On what drew him to producing, Moreland quipped, “I’d like to think that I was settled enough to be sitting in a workshop one time and thinking to myself, ‘I can run this better.’ And that’s not true.” Rather, while assisting on a show as a line producer, he realized producing lent itself well to his mental strengths: being able to “compartmentalize and remember” multiple versions of ideas.

That’s not to say his producing career sailed smoothly from the start. He said his first producing venture never got off the ground: “We found the money, we had the stars, we had every single thing you’re supposed to have to make this show happen … except the rights. The estate wouldn’t give up the rights to do the production. And it was very heartbreaking.” However, the failure prompted him to enroll in a short training program at the Commercial Theatre Institute, where he learned more about how to succeed in producing. The additional training renewed his confidence that he could try producing again with a project he was passionate about.

He has since found many. Among his Broadway, Off-Broadway and regional credits, he noted Keenan Scott II’s “Thoughts of a Colored Man” as the first producing gig that truly belonged to him. He led the project “from the ground up,” overseeing it from its initial development three years ago to its world premiere at Baltimore Center Stage in the fall of 2019, and multiple residencies and workshops in between.

The long process taught him that “you can’t produce a calendar, but you can produce a show,” Moreland said, quoting Lane Marsh, a general manager at New York theater management firm Foresight Theatricals. Moreland explained, “You can aim for dates, you can aim for timelines, but the show will come when the show’s ready to go … I learned that I have to let go of the process.”

Moreland is still working with “Colored Man” to plan for its future life. Prior to the shutdown, he was also preparing for the planned April bow of Charles Randolph-Wright’s “Blue.” It was poised for Broadway, but after repeatedly being told to wait for a theater to become available, Moreland eventually decided to book it in the similarly massive Apollo Theater in Harlem.

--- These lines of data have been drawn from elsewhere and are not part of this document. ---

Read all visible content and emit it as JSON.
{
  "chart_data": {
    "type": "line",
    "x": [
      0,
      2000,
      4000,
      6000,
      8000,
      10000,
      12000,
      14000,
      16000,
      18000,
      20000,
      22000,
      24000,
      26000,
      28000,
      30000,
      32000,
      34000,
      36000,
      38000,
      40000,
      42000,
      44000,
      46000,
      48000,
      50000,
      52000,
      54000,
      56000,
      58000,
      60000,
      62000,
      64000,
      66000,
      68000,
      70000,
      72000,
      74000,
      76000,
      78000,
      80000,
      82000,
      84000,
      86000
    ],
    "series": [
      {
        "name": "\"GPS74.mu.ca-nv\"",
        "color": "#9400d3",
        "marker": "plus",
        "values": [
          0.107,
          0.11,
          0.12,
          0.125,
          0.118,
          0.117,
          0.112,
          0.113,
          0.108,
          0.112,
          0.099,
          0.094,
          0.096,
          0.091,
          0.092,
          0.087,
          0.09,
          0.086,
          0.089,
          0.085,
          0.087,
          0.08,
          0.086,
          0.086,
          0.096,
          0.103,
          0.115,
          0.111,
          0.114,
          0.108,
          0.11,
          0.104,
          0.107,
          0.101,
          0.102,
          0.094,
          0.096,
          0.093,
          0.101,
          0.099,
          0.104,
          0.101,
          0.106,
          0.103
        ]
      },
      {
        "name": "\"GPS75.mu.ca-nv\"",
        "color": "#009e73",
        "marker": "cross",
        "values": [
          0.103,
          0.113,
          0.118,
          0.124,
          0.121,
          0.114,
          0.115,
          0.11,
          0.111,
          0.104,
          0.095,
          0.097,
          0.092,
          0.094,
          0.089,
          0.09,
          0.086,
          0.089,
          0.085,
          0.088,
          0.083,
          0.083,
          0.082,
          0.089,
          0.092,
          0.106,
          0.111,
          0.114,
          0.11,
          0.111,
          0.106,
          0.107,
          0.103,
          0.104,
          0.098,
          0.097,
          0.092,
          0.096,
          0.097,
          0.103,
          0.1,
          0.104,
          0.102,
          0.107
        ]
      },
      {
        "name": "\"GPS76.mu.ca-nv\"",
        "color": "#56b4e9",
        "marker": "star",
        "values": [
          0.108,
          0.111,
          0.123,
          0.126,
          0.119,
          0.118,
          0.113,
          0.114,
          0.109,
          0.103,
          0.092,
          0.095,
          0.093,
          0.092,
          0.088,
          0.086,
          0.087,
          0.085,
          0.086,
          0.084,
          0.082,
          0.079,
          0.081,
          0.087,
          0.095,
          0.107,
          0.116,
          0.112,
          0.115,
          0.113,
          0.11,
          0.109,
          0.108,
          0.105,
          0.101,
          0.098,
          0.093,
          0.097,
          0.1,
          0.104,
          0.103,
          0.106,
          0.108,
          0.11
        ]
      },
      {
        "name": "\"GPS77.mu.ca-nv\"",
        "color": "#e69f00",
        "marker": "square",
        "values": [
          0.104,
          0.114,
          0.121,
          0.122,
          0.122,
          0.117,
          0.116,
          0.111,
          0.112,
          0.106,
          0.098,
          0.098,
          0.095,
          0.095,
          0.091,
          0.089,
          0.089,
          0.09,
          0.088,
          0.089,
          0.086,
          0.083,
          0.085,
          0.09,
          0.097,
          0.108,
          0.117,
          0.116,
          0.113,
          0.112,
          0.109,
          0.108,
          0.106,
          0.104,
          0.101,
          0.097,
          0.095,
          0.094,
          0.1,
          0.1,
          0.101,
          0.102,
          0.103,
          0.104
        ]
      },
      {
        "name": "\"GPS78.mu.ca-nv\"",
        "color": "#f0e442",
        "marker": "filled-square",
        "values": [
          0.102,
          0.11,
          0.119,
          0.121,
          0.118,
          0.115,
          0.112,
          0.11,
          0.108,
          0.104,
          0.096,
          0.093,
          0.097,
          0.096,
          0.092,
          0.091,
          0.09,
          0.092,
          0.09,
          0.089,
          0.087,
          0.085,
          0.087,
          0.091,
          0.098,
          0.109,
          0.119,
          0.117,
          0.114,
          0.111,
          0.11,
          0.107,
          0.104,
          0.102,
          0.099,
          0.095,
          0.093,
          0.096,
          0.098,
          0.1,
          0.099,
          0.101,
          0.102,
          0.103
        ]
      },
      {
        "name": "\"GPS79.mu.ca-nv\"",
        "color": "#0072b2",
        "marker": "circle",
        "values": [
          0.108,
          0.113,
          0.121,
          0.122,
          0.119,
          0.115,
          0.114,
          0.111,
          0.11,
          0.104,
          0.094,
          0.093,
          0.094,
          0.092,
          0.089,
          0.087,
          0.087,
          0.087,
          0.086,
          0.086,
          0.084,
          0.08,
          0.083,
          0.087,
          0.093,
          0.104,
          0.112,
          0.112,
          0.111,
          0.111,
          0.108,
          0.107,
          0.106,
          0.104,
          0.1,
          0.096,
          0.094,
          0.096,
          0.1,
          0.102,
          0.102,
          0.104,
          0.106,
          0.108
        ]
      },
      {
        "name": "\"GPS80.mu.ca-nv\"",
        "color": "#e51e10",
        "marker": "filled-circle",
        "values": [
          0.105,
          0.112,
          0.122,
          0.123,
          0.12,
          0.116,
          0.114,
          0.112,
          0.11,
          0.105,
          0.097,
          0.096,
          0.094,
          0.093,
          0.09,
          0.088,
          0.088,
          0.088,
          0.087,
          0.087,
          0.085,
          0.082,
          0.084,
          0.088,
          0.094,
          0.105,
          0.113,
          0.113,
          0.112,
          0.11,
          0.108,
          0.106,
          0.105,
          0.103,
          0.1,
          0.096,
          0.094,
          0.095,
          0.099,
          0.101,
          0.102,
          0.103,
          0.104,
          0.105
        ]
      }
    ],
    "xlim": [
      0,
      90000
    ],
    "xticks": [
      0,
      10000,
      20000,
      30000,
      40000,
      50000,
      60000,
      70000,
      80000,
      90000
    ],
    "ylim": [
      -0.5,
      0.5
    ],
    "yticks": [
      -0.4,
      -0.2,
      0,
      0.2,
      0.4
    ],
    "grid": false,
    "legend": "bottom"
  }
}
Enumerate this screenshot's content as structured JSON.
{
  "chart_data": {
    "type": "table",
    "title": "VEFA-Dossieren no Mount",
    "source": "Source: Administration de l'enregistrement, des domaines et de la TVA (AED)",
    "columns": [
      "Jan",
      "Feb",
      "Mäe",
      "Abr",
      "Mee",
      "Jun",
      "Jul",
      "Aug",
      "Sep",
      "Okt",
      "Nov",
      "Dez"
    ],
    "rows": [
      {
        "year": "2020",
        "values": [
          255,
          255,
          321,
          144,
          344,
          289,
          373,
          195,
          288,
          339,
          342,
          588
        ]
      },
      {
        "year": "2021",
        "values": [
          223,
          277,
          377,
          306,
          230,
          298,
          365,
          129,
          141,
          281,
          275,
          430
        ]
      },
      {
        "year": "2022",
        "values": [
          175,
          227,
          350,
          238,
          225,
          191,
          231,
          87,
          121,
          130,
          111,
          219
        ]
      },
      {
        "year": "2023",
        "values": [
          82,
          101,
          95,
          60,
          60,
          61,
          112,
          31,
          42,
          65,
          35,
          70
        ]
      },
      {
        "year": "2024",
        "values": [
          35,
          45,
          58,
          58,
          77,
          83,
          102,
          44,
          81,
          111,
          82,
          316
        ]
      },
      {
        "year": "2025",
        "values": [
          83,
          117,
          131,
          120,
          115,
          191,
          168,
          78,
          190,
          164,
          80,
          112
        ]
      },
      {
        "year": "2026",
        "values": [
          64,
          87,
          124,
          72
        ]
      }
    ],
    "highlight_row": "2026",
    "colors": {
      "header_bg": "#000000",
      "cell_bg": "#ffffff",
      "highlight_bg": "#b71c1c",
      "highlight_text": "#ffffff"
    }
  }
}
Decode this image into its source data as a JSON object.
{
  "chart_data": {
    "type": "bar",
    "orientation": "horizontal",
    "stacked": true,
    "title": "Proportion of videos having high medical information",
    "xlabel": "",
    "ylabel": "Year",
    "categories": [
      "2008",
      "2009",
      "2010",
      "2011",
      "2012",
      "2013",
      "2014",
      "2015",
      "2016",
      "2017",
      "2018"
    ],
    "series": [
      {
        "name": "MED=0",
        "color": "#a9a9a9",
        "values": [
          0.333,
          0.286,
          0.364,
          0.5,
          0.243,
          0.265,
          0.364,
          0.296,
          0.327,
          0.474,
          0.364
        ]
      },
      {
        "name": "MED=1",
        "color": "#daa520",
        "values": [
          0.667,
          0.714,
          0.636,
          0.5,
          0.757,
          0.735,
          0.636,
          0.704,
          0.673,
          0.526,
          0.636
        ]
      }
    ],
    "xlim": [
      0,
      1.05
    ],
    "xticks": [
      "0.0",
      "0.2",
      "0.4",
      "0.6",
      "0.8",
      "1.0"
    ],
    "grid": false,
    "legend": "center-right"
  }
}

Phylicia Rashad, Charles Randolph-Wright, and Nona Hendryx, three members of the creative team for Blue on Broadway. (© Tricia Baron/David Gordon/Tristan Fuge)

That show is also put on hold, but he is continuing to advocate for a longer-term goal related to his choice of venue: the recognition of the Apollo as an official Broadway house.

Though Moreland himself does not have the authority to make that designation, he confirmed that there are “active conversations to make this happen.” He is outspoken about the addition’s potential benefits to “extending the brand of Broadway,” especially if it were to happen during or shortly after the shutdown.

“It would be a great story on the other side of the rainbow that not only does Broadway come back, and not only is Broadway back, but it’s back with an additional theater,” Moreland said. “That hasn’t happened in years.”

His hopes for the Apollo align with his interests as a producer, too. He said he was met with concerns toward housing “Blue” at the Apollo; some worried about whether the Harlem community would be enough to fill the seats. Moreland hopes to dispel the notion of the venue as a solely “Black theater” and show that it’s for performances and audiences of all races.

Similarly, as a Black producer, and as one of a handful of Black producers currently on Broadway, he is not only interested in producing work by and about Black people.

“Good stories are universal. I am just as interested in ‘Long Day’s Journey Into Night,’ which is one of my favorite plays, as I am in an August Wilson story,” Moreland said. “I wish that there would be an expansion of an understanding of what people of color have to offer other than just the color of their skin.”